AAB grade students may find themselves in higher demand next year as middle-ranked universities compete with the elite schools to increase their ranks. Incentives like discounts on tuition may prove successful in luring the highest performing students away from the best schools.

Government reforms will permit school to accept an unlimited number of AAB or higher students at A-level.

Universities UK President Sir Steve Smith said that schools that currently attract only a small number of high-performers will face some tough decisions. These students become “gold dust” for the reputation of the school, he commented.

This could lead to a wide offering of incentives. Schools with a fee averaging £7,500 or less will also receive extra spots for top students.

Under the current system, the government funds a fixed number of places for home undergraduates at each university. The effect of the reforms is to put pressure on middle-ranked universities with high fees. Some of the best-performing applicants will be removed due to being courted by elite schools.

In response, some schools plan to lower their fees to earn extra spots under the threshold.

The University of Kent is one of the first to provide a deal to excellent students.
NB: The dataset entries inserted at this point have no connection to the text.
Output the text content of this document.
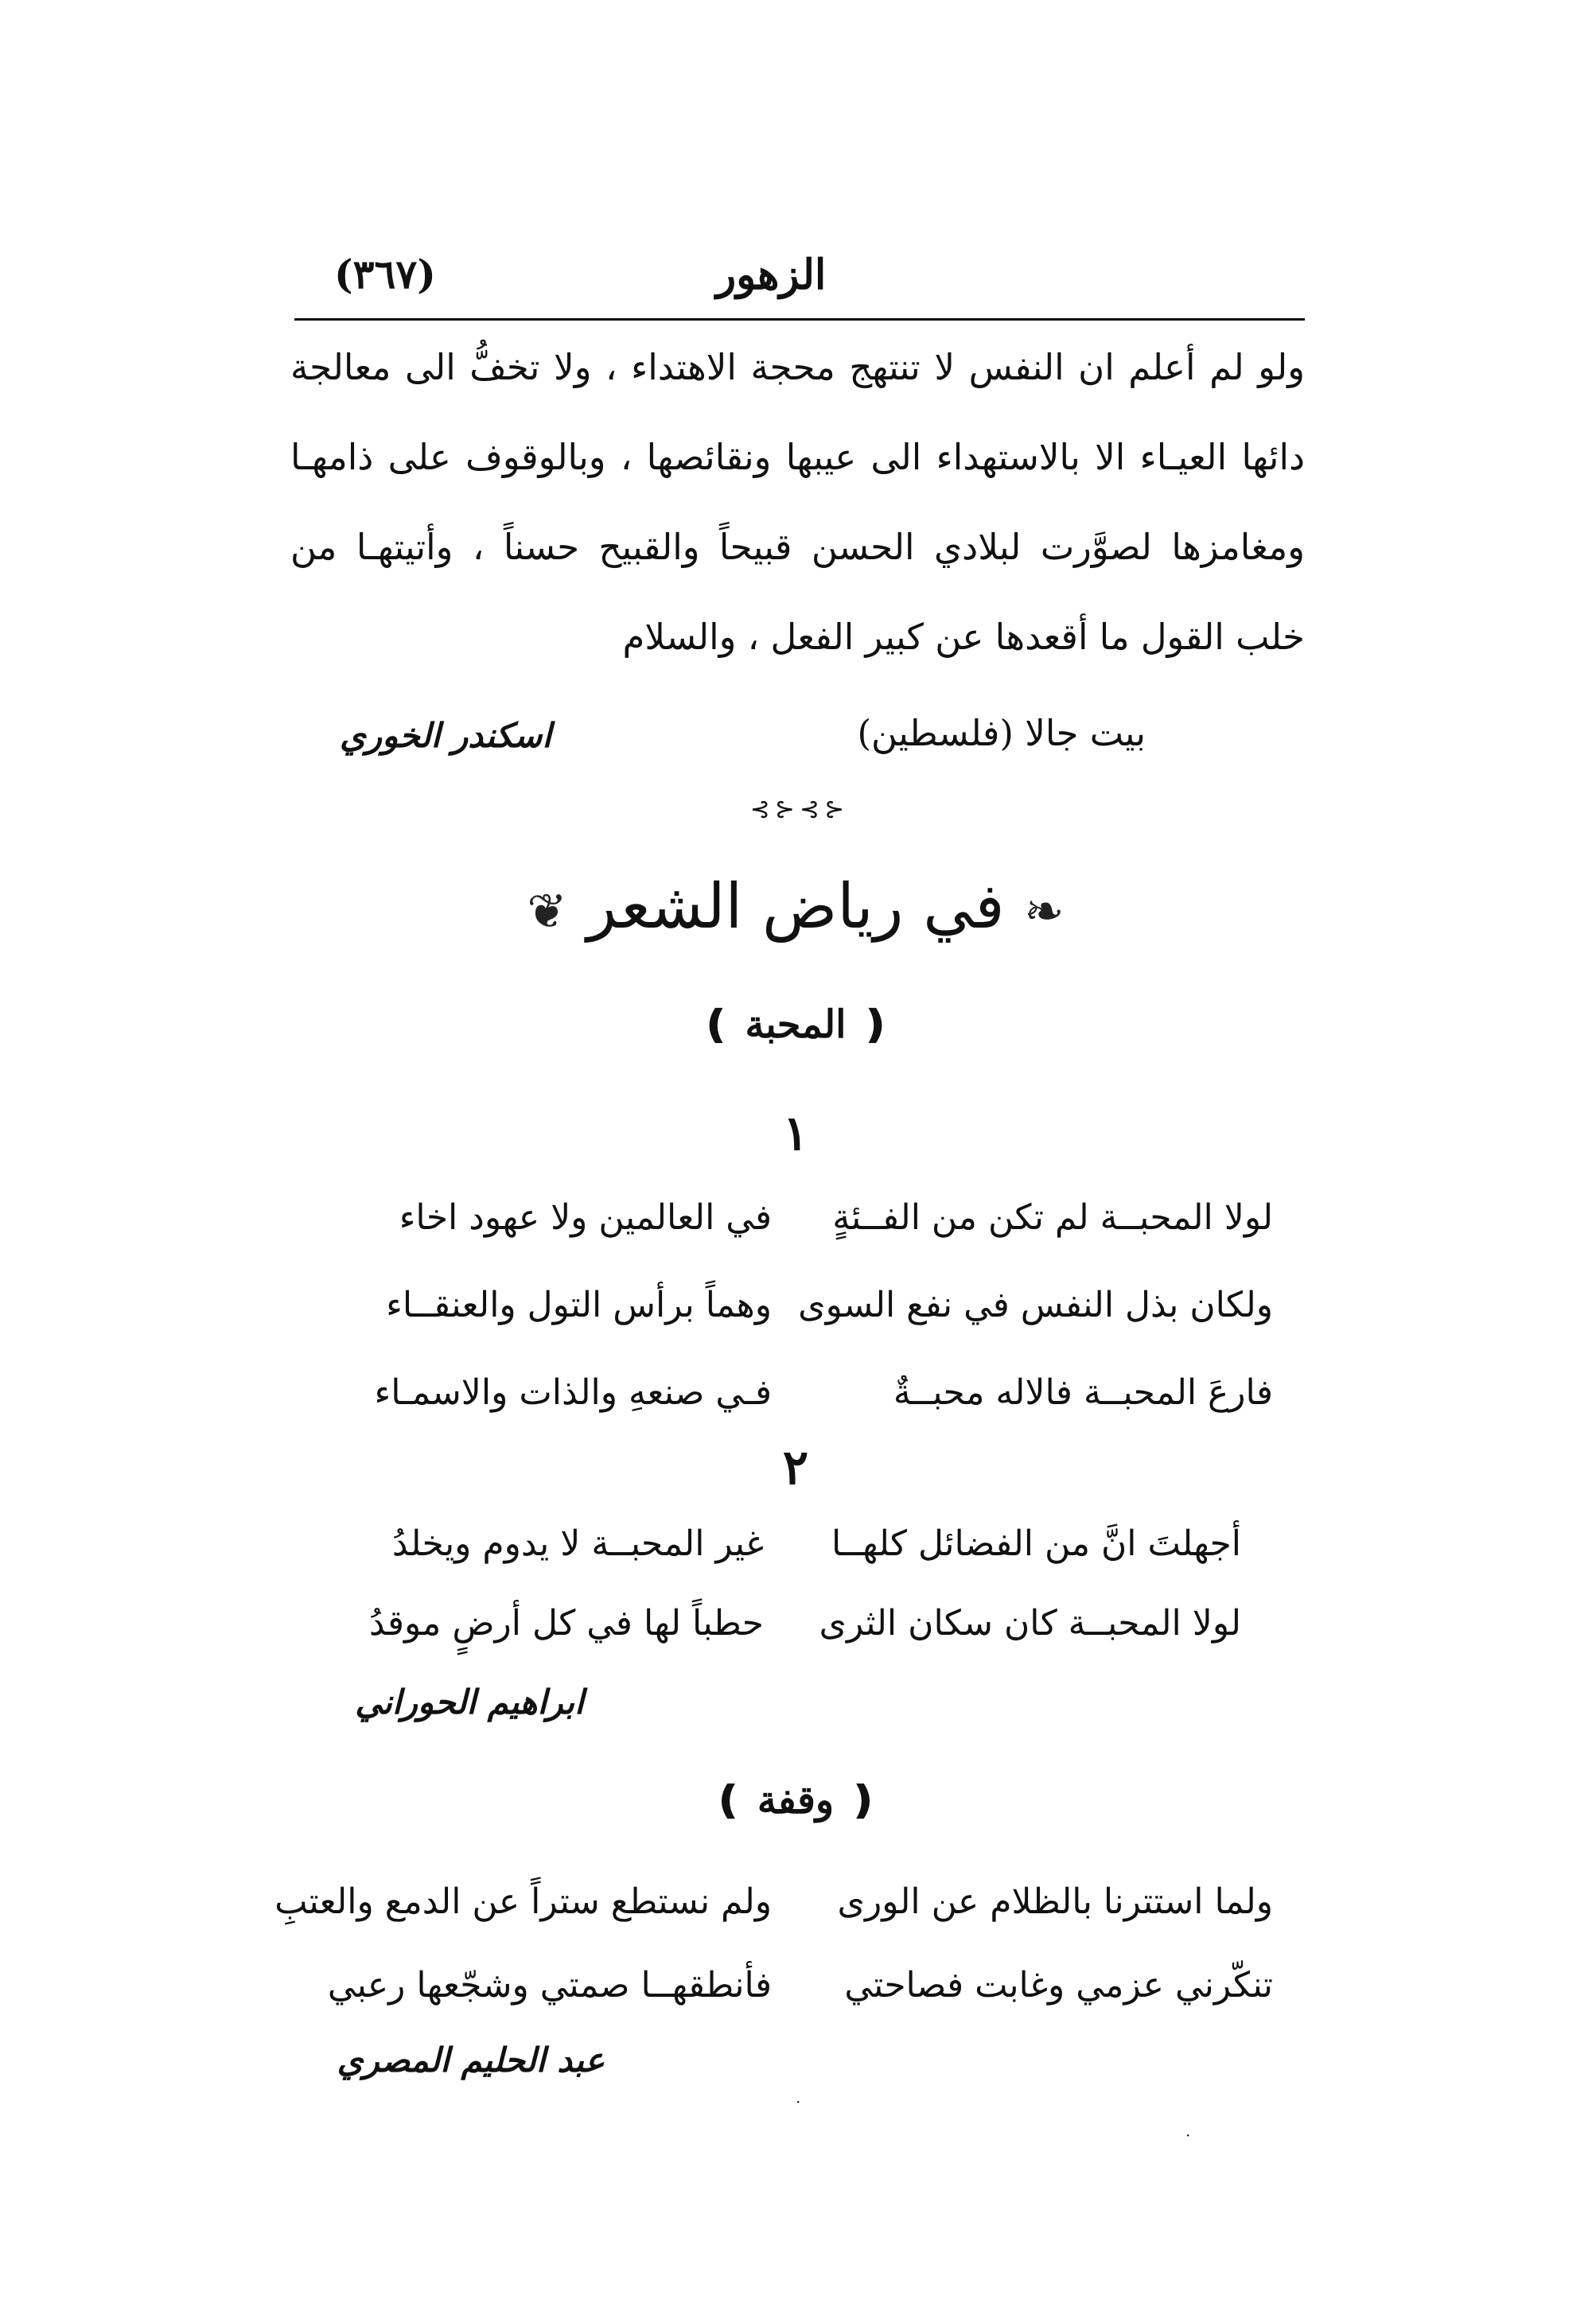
الزهور
(٣٦٧)
ولو لم أعلم ان النفس لا تنتهج محجة الاهتداء ، ولا تخفُّ الى معالجة
دائها العيـاء الا بالاستهداء الى عيبها ونقائصها ، وبالوقوف على ذامهـا
ومغامزها لصوَّرت لبلادي الحسن قبيحاً والقبيح حسناً ، وأتيتهـا من
خلب القول ما أقعدها عن كبير الفعل ، والسلام
بيت جالا (فلسطين)
اسكندر الخوري
⊰⊱⊰⊱
❧ في رياض الشعر ❦
❪ المحبة ❫
١
لولا المحبــة لم تكن من الفــئةٍ
في العالمين ولا عهود اخاء
ولكان بذل النفس في نفع السوى
وهماً برأس التول والعنقــاء
فارعَ المحبــة فالاله محبــةٌ
فـي صنعهِ والذات والاسمـاء
٢
أجهلتَ انَّ من الفضائل كلهــا
غير المحبــة لا يدوم ويخلدُ
لولا المحبــة كان سكان الثرى
حطباً لها في كل أرضٍ موقدُ
ابراهيم الحوراني
❪ وقفة ❫
ولما استترنا بالظلام عن الورى
ولم نستطع ستراً عن الدمع والعتبِ
تنكّرني عزمي وغابت فصاحتي
فأنطقهــا صمتي وشجّعها رعبي
عبد الحليم المصري
·
·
The school will provide 2012 recruits who have three As in A-levels with a non income-based £2,000 scholarship. Some disagree with providing better deals to high achievers because these students tend to come from wealthy backgrounds.

Shadow universities minister Gareth Thomas believes the funds would be better allocated to students hailing from poorer backgrounds.

Those looking for lower student loans debt upon graduation should hit the books in order to get the best tuition deals. One estimate indicates a ten percent decline in applications in 2012 due to fear of debt.

Universities may see an increase in European Union applicants because enforcing repayment of their student loans is nearly impossible.